Ralphie May

You will hear a lot of Ralphie May stories in the next few days, I’m sure. Ralphie and I go back nearly twenty years. We shared the stage together a million times as I was coming up. He played the club I owned a million times too. When I shut it down and went out on the road, Ralphie was right there. I toured with him for a good year.

Back when my club first opened, I scheduled Ralphie for the opening weekend. I booked him in April for the August 1st opening. He called me once around May to tell me he booked a little show called Last Comic Standing. “The show probably won’t do anything, but maybe you can at least use it to promote a little.”

Cut to the end of July when LCS was wrapping. I had somehow, in the most random of accidents, managed to book him on the weekend between when NBC aired the finals and when they announced the winner. Any comedian can tell you that you won’t ever have a more bookable week than that in your life. Everybody wanted him at their venue that week.
I expected a cancellation, obviously, and more so when I couldn’t get Ralphie on the phone.

He called me back a few days later. “Hey pal. Just wanted to let you know I’m still in. I wouldn’t bail like that. And I don’t want any more money either. I told you I’d do it for a grand, I’m gonna do it for a grand. I want this club to work for you”

That is the Ralphie I know.

The Ralphie who made fun of my crappy earbuds while we were waiting for a flight. The one who then wandered off to one of those airport kiosks a few minutes later and came back with a new pair of Beats. “Because you’re a good friend,” he said.

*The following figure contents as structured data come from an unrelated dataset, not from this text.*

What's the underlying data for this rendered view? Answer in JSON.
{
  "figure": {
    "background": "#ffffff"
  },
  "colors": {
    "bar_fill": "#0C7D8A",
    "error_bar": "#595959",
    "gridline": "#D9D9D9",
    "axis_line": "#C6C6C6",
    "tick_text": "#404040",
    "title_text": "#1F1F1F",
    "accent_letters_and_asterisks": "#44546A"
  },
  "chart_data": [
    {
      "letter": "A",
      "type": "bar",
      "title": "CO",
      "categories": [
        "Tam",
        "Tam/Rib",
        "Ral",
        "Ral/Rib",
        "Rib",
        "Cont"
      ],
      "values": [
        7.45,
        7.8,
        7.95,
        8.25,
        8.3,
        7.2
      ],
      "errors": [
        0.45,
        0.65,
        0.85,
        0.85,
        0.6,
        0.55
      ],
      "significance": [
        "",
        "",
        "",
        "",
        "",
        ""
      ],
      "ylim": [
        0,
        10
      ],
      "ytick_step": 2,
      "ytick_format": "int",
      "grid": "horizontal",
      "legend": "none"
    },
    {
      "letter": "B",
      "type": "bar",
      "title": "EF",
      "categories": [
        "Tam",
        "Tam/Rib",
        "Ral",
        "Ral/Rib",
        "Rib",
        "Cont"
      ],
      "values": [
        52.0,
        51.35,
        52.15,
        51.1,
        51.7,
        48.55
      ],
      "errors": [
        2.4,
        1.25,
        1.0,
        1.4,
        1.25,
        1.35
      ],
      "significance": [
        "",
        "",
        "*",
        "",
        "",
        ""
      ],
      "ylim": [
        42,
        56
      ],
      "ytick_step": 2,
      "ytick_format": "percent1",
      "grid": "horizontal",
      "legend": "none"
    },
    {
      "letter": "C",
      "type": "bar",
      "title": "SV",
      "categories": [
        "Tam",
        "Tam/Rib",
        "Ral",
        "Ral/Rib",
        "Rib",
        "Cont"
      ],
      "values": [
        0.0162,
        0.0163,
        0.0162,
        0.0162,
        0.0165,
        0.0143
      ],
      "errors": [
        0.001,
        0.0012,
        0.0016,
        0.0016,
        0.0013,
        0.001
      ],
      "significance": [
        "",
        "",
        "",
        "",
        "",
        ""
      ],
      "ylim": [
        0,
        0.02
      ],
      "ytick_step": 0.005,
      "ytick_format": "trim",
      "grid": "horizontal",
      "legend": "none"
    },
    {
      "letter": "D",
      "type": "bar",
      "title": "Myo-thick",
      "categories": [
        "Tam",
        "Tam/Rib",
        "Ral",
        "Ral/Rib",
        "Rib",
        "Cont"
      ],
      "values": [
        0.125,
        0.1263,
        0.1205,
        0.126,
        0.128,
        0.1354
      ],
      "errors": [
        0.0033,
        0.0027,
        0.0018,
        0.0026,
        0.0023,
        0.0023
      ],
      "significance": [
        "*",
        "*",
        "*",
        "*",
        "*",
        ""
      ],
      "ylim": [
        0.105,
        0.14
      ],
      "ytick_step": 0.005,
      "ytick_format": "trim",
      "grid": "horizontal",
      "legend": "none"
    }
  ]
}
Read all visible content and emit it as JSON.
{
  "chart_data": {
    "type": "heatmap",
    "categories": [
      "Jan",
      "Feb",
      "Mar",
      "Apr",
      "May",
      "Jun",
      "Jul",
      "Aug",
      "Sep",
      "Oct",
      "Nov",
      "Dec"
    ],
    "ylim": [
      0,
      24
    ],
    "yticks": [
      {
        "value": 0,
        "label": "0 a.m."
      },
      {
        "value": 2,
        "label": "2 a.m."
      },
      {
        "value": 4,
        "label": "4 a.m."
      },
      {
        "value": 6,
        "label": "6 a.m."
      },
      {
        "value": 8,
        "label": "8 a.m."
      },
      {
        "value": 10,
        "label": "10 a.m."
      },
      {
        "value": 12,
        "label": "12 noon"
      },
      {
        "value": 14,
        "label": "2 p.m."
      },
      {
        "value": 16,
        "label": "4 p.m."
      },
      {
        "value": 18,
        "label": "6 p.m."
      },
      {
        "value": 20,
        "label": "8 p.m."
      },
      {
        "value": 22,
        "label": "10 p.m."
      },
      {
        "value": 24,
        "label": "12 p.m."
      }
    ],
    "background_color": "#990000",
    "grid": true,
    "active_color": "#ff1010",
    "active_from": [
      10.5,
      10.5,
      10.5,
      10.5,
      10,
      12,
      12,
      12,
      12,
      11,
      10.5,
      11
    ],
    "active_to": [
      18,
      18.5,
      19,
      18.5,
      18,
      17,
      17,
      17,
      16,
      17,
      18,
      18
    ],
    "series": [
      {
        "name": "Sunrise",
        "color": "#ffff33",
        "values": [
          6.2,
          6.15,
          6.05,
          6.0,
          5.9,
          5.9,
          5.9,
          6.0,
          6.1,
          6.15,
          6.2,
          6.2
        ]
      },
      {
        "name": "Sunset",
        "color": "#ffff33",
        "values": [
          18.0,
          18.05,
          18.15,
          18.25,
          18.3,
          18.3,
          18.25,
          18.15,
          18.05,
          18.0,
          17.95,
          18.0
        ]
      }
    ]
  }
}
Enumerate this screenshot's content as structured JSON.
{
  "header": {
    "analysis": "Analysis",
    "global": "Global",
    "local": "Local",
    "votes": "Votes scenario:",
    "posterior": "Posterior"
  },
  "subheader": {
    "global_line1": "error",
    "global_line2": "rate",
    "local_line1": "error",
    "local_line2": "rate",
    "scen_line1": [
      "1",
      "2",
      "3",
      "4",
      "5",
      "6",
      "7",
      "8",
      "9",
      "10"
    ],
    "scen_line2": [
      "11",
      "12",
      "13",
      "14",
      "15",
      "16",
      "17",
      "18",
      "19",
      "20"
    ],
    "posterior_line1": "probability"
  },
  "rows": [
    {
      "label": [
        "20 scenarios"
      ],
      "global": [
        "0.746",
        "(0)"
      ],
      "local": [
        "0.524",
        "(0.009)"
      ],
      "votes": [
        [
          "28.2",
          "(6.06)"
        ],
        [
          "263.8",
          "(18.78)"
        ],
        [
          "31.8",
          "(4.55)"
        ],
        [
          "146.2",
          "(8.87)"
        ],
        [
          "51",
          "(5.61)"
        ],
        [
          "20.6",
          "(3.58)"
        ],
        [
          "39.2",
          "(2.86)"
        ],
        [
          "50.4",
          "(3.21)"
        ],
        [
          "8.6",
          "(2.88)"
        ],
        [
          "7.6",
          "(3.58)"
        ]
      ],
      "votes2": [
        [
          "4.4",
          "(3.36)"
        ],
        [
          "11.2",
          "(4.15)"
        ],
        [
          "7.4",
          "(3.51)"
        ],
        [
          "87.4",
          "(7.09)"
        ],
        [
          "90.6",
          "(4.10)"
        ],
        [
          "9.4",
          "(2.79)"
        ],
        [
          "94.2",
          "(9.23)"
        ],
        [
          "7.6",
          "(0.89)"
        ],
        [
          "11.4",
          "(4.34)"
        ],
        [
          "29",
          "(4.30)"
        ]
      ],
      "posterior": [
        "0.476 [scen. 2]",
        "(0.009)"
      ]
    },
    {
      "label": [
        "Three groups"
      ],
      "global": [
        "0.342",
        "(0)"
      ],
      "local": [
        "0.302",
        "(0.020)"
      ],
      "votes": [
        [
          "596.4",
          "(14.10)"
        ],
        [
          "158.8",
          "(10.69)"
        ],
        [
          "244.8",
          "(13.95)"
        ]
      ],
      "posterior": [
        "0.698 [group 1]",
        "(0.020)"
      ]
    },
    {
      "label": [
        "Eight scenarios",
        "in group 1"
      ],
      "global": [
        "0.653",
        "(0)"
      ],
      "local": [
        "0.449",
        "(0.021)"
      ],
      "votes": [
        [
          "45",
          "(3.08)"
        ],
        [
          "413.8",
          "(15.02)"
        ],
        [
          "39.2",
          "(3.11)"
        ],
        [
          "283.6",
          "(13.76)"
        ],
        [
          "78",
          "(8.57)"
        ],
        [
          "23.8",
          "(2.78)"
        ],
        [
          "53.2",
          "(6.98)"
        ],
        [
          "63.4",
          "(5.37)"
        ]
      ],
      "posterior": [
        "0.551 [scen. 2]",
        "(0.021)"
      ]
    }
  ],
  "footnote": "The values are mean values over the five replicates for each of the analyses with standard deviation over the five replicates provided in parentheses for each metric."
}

I’ve got decades of stories. Hours of phone conversations. The time he took me to eat sushi with him and Butterbean. The time he made me pick up the tab because my ex stole my motorcycle, showed up and crashed our lunch. That time we shared a dressing room with The Temptations.

I’m sitting on my couch listening to my phone beep and ring incessantly right now, and the truth is I don’t want to talk about it. I’m just wrecked that my friend is gone.

He was a crowd-destroying monster on stage, but he was one of the kindest people I’ve ever known. I feel lucky to have been let inside his world, for the good things and the bad.

RIP Ralphie.

I love you, bud. Thank you for all of it.